Une semaine plus tôt, en annonçant son intention de démissionner de son mandat, la situation de Yannick Morez avait provoqué une onde de choc au sein de la classe politique. Mais le soutien de l’exécutif apporté à l’édile est jugé bien trop tardif par les sénateurs. L’affaire avait démarré en octobre 2022, date de la première manifestation organisée par un collectif d’extrême droite contre l’installation, prévu l’Etat, d’un Cada (Centre d’accueil des demandeurs d’asile). Le local prévu pour l’accueillir jouxte une école maternelle et primaire de cette commune touristique de 15 000 habitants.

Très vite, ce collectif dirige ses attaques vers le maire « avec différents articles sur les réseaux sociaux, des menaces, des intimidations et beaucoup d’articles sur le site Riposte laïque. On était mis en pâture, moi, la directrice de l’école, la présidente de l’association des parents d’élèves, avec nos photos mises sur ce site et différentes insultes en dessous. On a alerté la gendarmerie pour savoir ce qu’ils pouvaient faire.

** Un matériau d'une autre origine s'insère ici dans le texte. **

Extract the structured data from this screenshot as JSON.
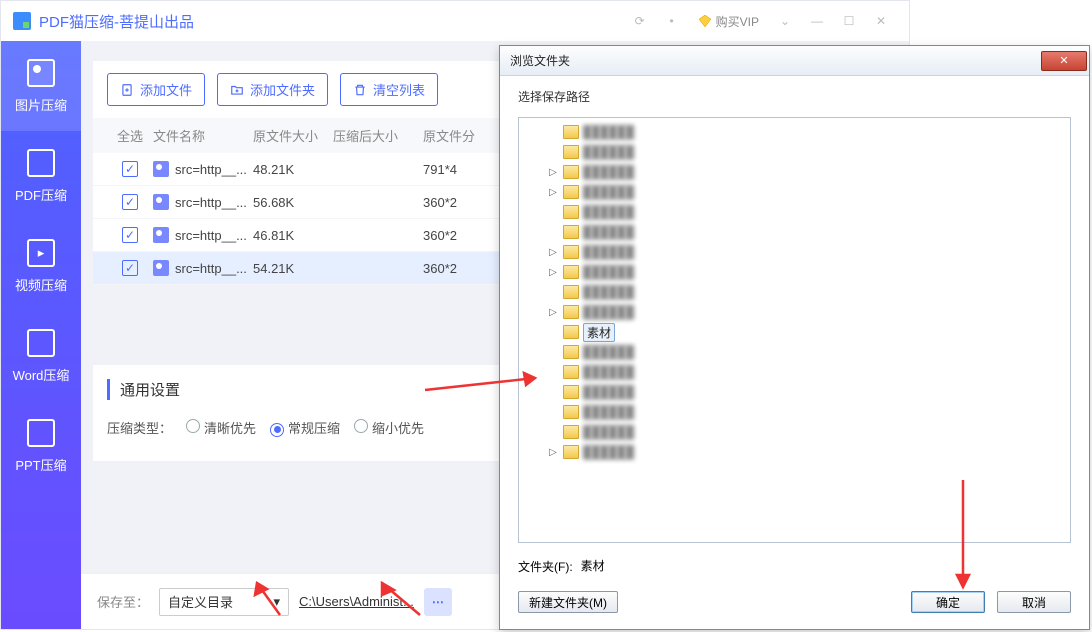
{
  "app": {
    "title": "PDF猫压缩-菩提山出品",
    "vip_label": "购买VIP"
  },
  "sidebar": {
    "items": [
      {
        "label": "图片压缩"
      },
      {
        "label": "PDF压缩"
      },
      {
        "label": "视频压缩"
      },
      {
        "label": "Word压缩"
      },
      {
        "label": "PPT压缩"
      }
    ]
  },
  "toolbar": {
    "add_file": "添加文件",
    "add_folder": "添加文件夹",
    "clear_list": "清空列表"
  },
  "table": {
    "head": {
      "select_all": "全选",
      "name": "文件名称",
      "orig": "原文件大小",
      "comp": "压缩后大小",
      "dim": "原文件分"
    },
    "rows": [
      {
        "name": "src=http__...",
        "orig": "48.21K",
        "dim": "791*4"
      },
      {
        "name": "src=http__...",
        "orig": "56.68K",
        "dim": "360*2"
      },
      {
        "name": "src=http__...",
        "orig": "46.81K",
        "dim": "360*2"
      },
      {
        "name": "src=http__...",
        "orig": "54.21K",
        "dim": "360*2"
      }
    ],
    "selected_row_index": 3
  },
  "settings": {
    "heading": "通用设置",
    "type_label": "压缩类型：",
    "options": [
      "清晰优先",
      "常规压缩",
      "缩小优先"
    ],
    "selected": 1
  },
  "bottom": {
    "save_to": "保存至：",
    "select_value": "自定义目录",
    "path": "C:\\Users\\Administ..."
  },
  "dialog": {
    "title": "浏览文件夹",
    "subtitle": "选择保存路径",
    "folders": [
      {
        "indent": 1,
        "exp": "",
        "blur": true
      },
      {
        "indent": 1,
        "exp": "",
        "blur": true
      },
      {
        "indent": 1,
        "exp": "▷",
        "blur": true
      },
      {
        "indent": 1,
        "exp": "▷",
        "blur": true
      },
      {
        "indent": 1,
        "exp": "",
        "blur": true
      },
      {
        "indent": 1,
        "exp": "",
        "blur": true
      },
      {
        "indent": 1,
        "exp": "▷",
        "blur": true
      },
      {
        "indent": 1,
        "exp": "▷",
        "blur": true
      },
      {
        "indent": 1,
        "exp": "",
        "blur": true
      },
      {
        "indent": 1,
        "exp": "▷",
        "blur": true
      },
      {
        "indent": 1,
        "exp": "",
        "label": "素材",
        "selected": true
      },
      {
        "indent": 1,
        "exp": "",
        "blur": true
      },
      {
        "indent": 1,
        "exp": "",
        "blur": true
      },
      {
        "indent": 1,
        "exp": "",
        "blur": true
      },
      {
        "indent": 1,
        "exp": "",
        "blur": true
      },
      {
        "indent": 1,
        "exp": "",
        "blur": true
      },
      {
        "indent": 1,
        "exp": "▷",
        "blur": true
      }
    ],
    "field_label": "文件夹(F):",
    "field_value": "素材",
    "new_folder": "新建文件夹(M)",
    "ok": "确定",
    "cancel": "取消"
  }
}
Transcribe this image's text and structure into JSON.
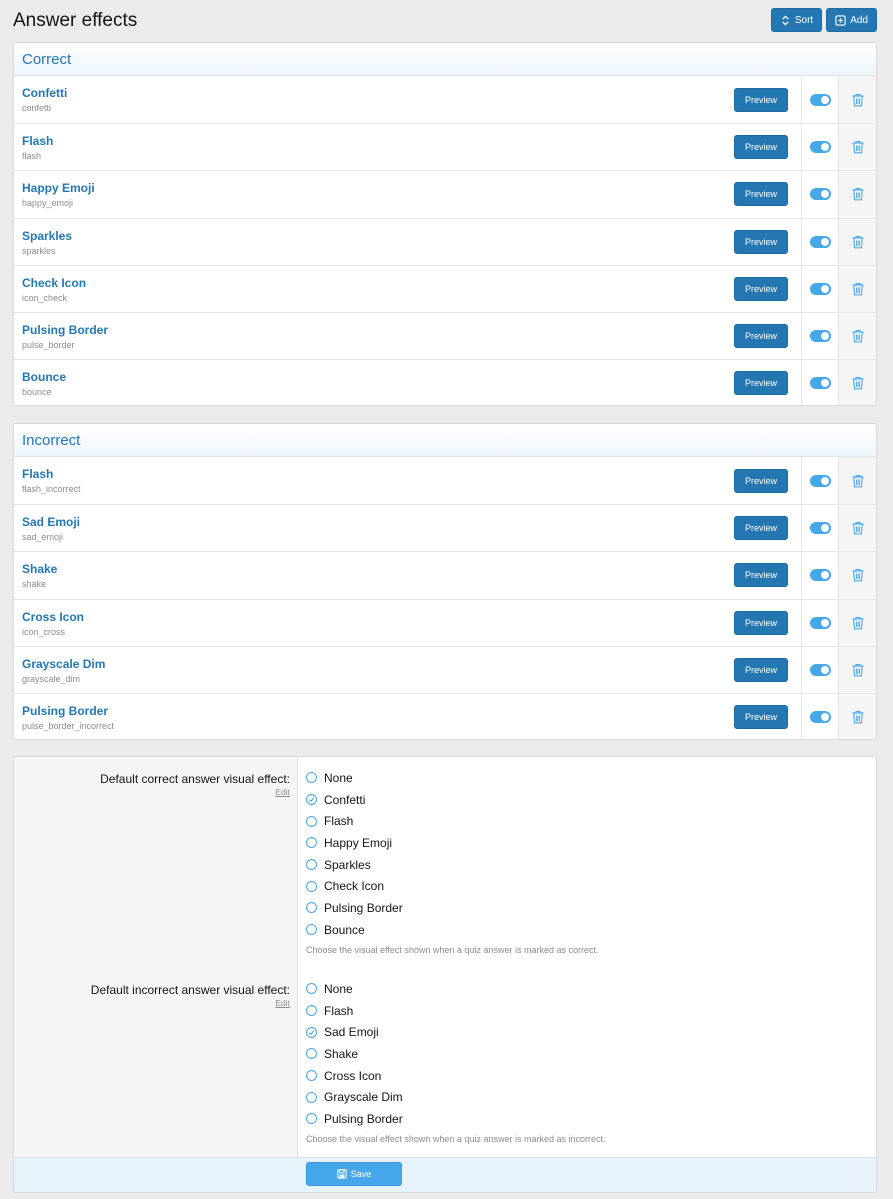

La réponse, et on nous l’a répété très souvent, c’était : liberté d’expression […] On allait devoir affronter cette montée en puissance de ce collectif qui ne représentait plus Saint-Brévin mais qui faisait venir tous les groupuscules d’extrême droite. », narre-t-il aux sénateurs.

« J’ai été victime d’un attentat criminel »

Suivront des tracts dans sa boîte aux lettres, des intimidations physiques. L’aboutissement de ce harcèlement sera l’incendie criminel de son domicile le 22 mars dans la nuit. « J’ai été victime d’un attentat criminel », insiste-t-il. L’édile indique surtout aux sénateurs s’être « senti abandonné par les services de l’Etat ». Il accuse même le préfet de Loire-Atlantique d’avoir « menti effrontément » lorsque ce dernier a affirmé devant la presse avoir, à l’époque, organisé des réunions publiques autour du projet de Cada.

Le sujet devenu national est suffisamment grave pour que les sénateurs ne s’arrêtent pas là. Le président de la commission des lois, François-Noël Buffet annonce que les travaux des élus vont se poursuivre par de nouvelles auditions.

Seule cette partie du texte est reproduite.